From about 46:30 in the video, Eiserloh says that this is his third iteration of this hash function. Ultimately, his hand-crafted function produces results with an equally good statistical quality, and just slightly faster in C++ than C++'s std::hash<int>
. I don't have the details to know how a Rust-based implementation would compare, but let's take a look at what it does. It takes both the position we're requesting, and the seed, as arguments.
uint32_t Squirrel3(int position, uint32_t seed)
{
constexpr unsigned int BIT_NOISE1 = 0xB5297A4D;
// He says in the talk that these are prime numbers, but this is an even number,
// so it may be a typo. Regardless, we're using it as displayed in the talk.
constexpr unsigned int BIT_NOISE2 = 0x68E31DA4;
constexpr unsigned int BIT_NOISE3 = 0X1B56C4E9;
unsigned int mangled = position;
mangled *= BIT_NOISE1;
mangled += seed;
mangled ^= (mangled >> 8);
mangled += BIT_NOISE2;
mangled ^= (mangled << 8);
mangled *= BIT_NOISE3;
mangled ^= (mangled >> 8);
return mangled;
}
There's a few more transformations here - and worth pointing out that the seed
value is used after the first transformation, and not merely added to the position - but nothing new syntax wise from the above example. In Rust, following the same strategy with regards to i32
and u32
as in the first example, we end up with a function like this:
pub fn squirrel_3(position: i32, seed: u32) -> u32 {
const BIT_NOISE1: u32 = 0xB5297A4D;
const BIT_NOISE2: u32 = 0x68E31DA4;
const BIT_NOISE3: u32 = 0x1B56C4E9;
let mut mangled = position as u32;
mangled = mangled.wrapping_mul(BIT_NOISE1);
mangled += seed;
mangled ^= mangled >> 8;
mangled = mangled.wrapping_add(BIT_NOISE2);
mangled ^= mangled << 8;
mangled = mangled.wrapping_mul(BIT_NOISE3);
mangled ^= mangled >> 8;
mangled
}
Note if you forget to use wrapping_*
here and try to run it, your program will immediately crash with a panic error when you try to run it.
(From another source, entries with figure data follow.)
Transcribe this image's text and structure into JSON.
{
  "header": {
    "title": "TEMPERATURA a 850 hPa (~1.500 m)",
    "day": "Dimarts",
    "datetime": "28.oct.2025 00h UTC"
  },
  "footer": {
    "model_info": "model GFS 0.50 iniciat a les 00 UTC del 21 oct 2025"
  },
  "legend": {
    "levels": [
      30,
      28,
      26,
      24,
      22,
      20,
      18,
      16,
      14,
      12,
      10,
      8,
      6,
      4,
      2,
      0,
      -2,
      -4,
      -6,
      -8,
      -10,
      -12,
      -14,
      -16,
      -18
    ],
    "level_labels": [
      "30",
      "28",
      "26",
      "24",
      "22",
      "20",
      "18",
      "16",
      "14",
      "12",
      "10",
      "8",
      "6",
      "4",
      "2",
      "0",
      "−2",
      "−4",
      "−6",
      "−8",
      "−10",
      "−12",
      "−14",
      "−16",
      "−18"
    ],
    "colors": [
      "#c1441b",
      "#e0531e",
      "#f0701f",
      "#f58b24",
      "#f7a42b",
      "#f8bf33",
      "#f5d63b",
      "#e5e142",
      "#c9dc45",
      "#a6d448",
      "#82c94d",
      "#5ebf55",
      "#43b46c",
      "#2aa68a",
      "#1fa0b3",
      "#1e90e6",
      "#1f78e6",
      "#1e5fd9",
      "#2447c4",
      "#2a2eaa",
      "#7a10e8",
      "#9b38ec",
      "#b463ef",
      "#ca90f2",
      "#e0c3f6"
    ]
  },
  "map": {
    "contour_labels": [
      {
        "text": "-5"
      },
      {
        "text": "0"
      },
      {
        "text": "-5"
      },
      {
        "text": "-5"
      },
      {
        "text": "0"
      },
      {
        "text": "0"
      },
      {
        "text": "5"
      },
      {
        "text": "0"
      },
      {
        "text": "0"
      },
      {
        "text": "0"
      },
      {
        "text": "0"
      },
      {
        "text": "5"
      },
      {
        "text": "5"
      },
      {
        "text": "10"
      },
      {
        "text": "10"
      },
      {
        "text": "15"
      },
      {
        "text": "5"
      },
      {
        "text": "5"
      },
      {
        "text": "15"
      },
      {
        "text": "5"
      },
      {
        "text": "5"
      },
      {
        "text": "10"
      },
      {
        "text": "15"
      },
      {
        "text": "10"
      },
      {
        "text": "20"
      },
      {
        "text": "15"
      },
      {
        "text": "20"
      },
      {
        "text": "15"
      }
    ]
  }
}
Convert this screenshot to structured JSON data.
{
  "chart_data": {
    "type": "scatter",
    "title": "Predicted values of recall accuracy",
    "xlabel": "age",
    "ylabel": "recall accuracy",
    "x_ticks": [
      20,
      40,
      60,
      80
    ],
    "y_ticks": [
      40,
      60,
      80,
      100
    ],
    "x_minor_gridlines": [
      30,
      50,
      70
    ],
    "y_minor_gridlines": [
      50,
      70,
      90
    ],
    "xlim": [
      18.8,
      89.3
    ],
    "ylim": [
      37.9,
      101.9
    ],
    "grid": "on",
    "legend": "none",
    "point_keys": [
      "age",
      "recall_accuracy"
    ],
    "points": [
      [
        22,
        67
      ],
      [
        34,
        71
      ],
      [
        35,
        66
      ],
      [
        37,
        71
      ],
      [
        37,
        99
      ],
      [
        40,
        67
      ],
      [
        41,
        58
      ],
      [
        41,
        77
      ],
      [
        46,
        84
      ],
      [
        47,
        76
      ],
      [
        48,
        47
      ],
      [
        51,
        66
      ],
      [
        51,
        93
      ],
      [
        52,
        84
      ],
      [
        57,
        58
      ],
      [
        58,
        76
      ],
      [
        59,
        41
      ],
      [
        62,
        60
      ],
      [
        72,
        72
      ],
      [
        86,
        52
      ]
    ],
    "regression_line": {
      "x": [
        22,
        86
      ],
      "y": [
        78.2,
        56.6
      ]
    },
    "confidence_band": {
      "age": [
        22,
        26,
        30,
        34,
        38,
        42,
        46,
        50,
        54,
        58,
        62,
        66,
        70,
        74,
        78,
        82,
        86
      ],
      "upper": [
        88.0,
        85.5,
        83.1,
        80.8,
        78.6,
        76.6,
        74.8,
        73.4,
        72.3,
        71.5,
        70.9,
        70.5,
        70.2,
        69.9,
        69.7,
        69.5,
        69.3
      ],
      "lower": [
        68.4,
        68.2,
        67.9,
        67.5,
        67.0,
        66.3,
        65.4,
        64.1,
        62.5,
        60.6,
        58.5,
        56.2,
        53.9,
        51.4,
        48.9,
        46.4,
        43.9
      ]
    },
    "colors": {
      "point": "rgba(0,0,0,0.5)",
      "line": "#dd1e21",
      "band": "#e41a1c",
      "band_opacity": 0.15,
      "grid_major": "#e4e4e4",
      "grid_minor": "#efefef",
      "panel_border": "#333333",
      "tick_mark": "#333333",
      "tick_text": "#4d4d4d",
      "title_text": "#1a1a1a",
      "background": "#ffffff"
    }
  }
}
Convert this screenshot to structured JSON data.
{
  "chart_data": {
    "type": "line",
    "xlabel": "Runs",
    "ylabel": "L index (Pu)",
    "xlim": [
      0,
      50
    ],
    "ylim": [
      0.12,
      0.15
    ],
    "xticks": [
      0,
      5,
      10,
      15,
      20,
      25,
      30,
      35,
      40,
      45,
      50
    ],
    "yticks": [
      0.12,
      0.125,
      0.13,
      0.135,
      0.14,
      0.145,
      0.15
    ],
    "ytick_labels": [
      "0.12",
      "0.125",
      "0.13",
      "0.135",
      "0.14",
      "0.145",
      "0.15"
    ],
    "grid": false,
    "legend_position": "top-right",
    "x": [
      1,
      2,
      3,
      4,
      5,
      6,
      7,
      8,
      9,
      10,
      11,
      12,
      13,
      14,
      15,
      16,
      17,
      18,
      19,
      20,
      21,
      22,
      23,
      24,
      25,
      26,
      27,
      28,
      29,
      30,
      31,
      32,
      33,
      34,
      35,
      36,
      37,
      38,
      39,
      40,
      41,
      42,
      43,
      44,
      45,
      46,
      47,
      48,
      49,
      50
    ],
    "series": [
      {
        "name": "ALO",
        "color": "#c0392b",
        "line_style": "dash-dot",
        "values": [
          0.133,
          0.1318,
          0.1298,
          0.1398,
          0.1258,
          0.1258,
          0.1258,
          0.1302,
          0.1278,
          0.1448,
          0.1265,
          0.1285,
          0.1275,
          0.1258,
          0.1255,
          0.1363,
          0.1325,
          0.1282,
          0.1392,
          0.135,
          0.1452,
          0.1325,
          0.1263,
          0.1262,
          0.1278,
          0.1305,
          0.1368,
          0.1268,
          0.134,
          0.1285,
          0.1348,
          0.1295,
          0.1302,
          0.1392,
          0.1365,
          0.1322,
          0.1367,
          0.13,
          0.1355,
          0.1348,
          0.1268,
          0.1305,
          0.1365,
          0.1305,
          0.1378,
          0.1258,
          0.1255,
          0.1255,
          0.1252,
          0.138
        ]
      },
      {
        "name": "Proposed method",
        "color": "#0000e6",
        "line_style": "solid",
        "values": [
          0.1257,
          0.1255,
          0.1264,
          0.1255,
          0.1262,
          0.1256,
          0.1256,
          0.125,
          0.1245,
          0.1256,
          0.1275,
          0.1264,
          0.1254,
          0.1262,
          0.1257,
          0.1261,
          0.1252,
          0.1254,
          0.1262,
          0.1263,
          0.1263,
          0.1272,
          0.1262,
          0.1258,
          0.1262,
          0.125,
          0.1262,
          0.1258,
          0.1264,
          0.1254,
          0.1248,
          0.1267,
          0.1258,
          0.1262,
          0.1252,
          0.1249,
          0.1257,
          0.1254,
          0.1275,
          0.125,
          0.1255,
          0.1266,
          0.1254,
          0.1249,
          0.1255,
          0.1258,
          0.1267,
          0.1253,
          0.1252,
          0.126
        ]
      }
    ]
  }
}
Ask me how I know...
Now if you run this with a couple basic ranges and some alternate seeds:
// In main.rs in this case.
println!("Squirrel 3 results:");
let seed = 12345; // Don't use this on your luggage.
for number in 0..12 {
println!(
"Input {} with seed {} produces output {}",
number,
seed,
squirrel_3(number, seed)
)
}
let seed_two = 54321;
for number in 0..12 {
println!(
"Input {} with seed {} produces output {}",
number,
seed_two,
squirrel_3(number, seed_two)
)
}
You get results like this!
Squirrel 3 results:
Input 0 with seed 12345 produces output 3220422020
Input 1 with seed 12345 produces output 4234179005
Input 2 with seed 12345 produces output 334301668
Input 3 with seed 12345 produces output 145620291
Input 4 with seed 12345 produces output 2582164250
Input 5 with seed 12345 produces output 3262987543
Input 6 with seed 12345 produces output 63288327
Input 7 with seed 12345 produces output 2166186108
Input 8 with seed 12345 produces output 3083917344
Input 9 with seed 12345 produces output 28553252
Input 10 with seed 12345 produces output 2522297604
Input 11 with seed 12345 produces output 3818220281
Input 0 with seed 54321 produces output 3899447266
Input 1 with seed 54321 produces output 3175783065
Input 2 with seed 54321 produces output 3814005845
Input 3 with seed 54321 produces output 2040039807
Input 4 with seed 54321 produces output 1530743793
Input 5 with seed 54321 produces output 3295748292
Input 6 with seed 54321 produces output 327221713
Input 7 with seed 54321 produces output 3085187008
Input 8 with seed 54321 produces output 1267060869
Input 9 with seed 54321 produces output 3629072812
Input 10 with seed 54321 produces output 3952664767
Input 11 with seed 54321 produces output 900255667
These results don't show the issue noted in the first example with the weirdly low first number and give a nice range. Unfortunately, I'm not sure of the details on how to test this in a way that compares directly with the results in the talk, so I can't comment on that aspect. But we have successfully implemented a function to return a a random, yet totally predictable number for generating procedural content!